Undersecretary of State Burns used his testimony to reiterate the two-track approach of the United States and its partners, combining economic and financial sanctions with incentives:

"Our strategy is built on tough-minded diplomacy, maximizing pressure on the Iranians at multiple points to drive home the cost of continued defiance of the rest of the world, especially on nuclear issues," he said. "At the same time we're trying to make clear to Iran and its people what they stand to gain if they change course."

Potential threats to Israel from Iranian missiles were on the minds of Democrats and Republicans, including committee chairman Howard Berman:

"We need look no further than today's news of an Iranian long-range missile test, a missile capable of carrying a nuclear payload to Israel," he noted. "This, coupled with the belligerent talk from Tehran of 'enemy targets' being 'under surveillance,' could not make it any clearer that we need to use every diplomatic and economic tool available to steer Iran away from developing nuclear weapons capability."

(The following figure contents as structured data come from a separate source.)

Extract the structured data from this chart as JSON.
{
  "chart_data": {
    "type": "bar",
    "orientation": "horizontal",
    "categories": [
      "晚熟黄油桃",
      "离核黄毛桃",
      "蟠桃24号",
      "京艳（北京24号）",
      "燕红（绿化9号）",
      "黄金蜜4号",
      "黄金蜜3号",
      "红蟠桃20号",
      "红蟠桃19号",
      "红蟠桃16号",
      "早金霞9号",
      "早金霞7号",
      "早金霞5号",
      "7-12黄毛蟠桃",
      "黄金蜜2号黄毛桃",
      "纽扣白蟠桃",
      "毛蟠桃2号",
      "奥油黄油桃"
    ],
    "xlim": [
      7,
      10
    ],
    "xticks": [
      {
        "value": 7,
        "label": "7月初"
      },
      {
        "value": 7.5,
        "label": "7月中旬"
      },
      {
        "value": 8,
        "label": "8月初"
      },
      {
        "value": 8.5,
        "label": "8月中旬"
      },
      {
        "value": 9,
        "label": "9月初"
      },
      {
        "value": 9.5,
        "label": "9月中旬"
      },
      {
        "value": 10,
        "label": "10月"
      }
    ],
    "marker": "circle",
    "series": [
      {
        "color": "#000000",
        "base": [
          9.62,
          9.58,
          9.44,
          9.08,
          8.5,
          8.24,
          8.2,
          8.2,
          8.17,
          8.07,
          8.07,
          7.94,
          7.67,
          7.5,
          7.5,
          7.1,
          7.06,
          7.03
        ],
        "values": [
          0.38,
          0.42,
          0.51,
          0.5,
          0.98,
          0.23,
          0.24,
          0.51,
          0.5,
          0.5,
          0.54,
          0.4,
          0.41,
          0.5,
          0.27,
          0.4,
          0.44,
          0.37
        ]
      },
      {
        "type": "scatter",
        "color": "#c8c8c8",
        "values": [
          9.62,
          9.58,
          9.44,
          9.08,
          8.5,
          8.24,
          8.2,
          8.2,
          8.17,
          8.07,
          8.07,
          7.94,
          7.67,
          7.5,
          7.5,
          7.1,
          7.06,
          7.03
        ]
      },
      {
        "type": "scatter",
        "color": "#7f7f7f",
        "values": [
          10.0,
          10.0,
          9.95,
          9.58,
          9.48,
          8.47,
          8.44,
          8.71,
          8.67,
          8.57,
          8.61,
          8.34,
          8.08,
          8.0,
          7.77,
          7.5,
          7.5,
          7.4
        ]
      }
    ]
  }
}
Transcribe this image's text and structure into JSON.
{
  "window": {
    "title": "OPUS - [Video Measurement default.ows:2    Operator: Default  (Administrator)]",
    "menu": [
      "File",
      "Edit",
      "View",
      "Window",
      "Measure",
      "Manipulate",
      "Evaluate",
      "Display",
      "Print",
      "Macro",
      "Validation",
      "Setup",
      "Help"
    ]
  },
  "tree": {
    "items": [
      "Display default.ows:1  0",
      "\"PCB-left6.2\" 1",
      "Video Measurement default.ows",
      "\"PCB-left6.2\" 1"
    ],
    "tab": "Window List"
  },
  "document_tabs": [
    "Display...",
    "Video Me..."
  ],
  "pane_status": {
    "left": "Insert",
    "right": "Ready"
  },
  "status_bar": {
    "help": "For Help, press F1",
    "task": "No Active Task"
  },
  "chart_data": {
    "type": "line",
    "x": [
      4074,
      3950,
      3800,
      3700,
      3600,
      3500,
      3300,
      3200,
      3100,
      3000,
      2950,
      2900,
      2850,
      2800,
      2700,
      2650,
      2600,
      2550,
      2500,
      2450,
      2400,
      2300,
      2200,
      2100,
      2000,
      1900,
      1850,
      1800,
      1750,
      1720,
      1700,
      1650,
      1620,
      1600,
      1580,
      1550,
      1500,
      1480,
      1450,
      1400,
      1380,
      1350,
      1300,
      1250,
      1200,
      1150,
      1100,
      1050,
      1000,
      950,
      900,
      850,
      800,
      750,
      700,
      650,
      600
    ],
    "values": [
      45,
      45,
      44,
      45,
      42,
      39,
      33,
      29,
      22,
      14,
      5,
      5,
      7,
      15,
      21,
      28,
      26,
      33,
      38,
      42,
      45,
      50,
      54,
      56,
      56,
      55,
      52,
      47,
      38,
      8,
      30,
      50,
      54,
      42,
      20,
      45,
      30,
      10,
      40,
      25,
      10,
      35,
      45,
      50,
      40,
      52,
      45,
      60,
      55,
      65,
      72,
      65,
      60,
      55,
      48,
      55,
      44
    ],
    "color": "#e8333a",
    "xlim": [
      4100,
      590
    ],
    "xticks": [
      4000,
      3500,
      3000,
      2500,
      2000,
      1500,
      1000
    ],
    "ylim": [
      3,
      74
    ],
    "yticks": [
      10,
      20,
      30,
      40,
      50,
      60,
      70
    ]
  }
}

Here is Florida Republican Congresswoman Ileana Ros Lehtinen:

"As today's news reports clearly show, Iran already has short and medium range missiles capable of reaching U.S. forces and allies in the region and is also pursuing long-range ballistic missiles to enable it to reach Europe and possibly the United States," she explained.

Illinois Republican Mark Kirk called on the G8 nations to impose a quarantine on gasoline exports to Iran, which depends on fuel imports, and said the U.S. should do more to protect Israel from Iranian threats:

"It's time for the United States to offer full ballistic missile defenses for Israel. Democracies are best when they stick together," he said.

Congressman Gary Ackerman was among Democrats launching renewed criticisms of the Bush administration over its reluctance to fully implement provisions of the Iran Sanctions Act.

"The administration has never implemented the Iran Sanctions Act, even though nearly 20 international companies and consortia have crossed the so-called red line of investing $20 million in Iran's energy sector," he said. "That shows them that the benefits are all there, but the costs are not to be paid."

Ackerman was supported by Republican Dan Burton who says more needs to be done to impose and enforce stronger economic and investment sanctions:

"We haven't been putting pressure on them to stop doing business with Iran when we say we're imposing every kind of sanction possible," he noted.

In his testimony, Undersecretary Burns reiterated long-standing Bush administration policy that it is fully committed to diplomacy, repeating that while on the table, the military option remains a last resort.

Burns provided this assessment of Iran's nuclear program:

"While deeply troubling, Iran's real nuclear progress has been less than the sum of its boasts," he explained. "It has not yet perfected enrichment and as a direct result of U.N. sanctions, Iran's ability to procure technology or items of significant for its nuclear or missile programs, even dual-use items, has been impaired."

At the same time, Burns says Iran still has not complied with U.N. Security Council resolutions regarding its uranium enrichment, or answered questions from the International Atomic Energy Agency about its past weaponization activities.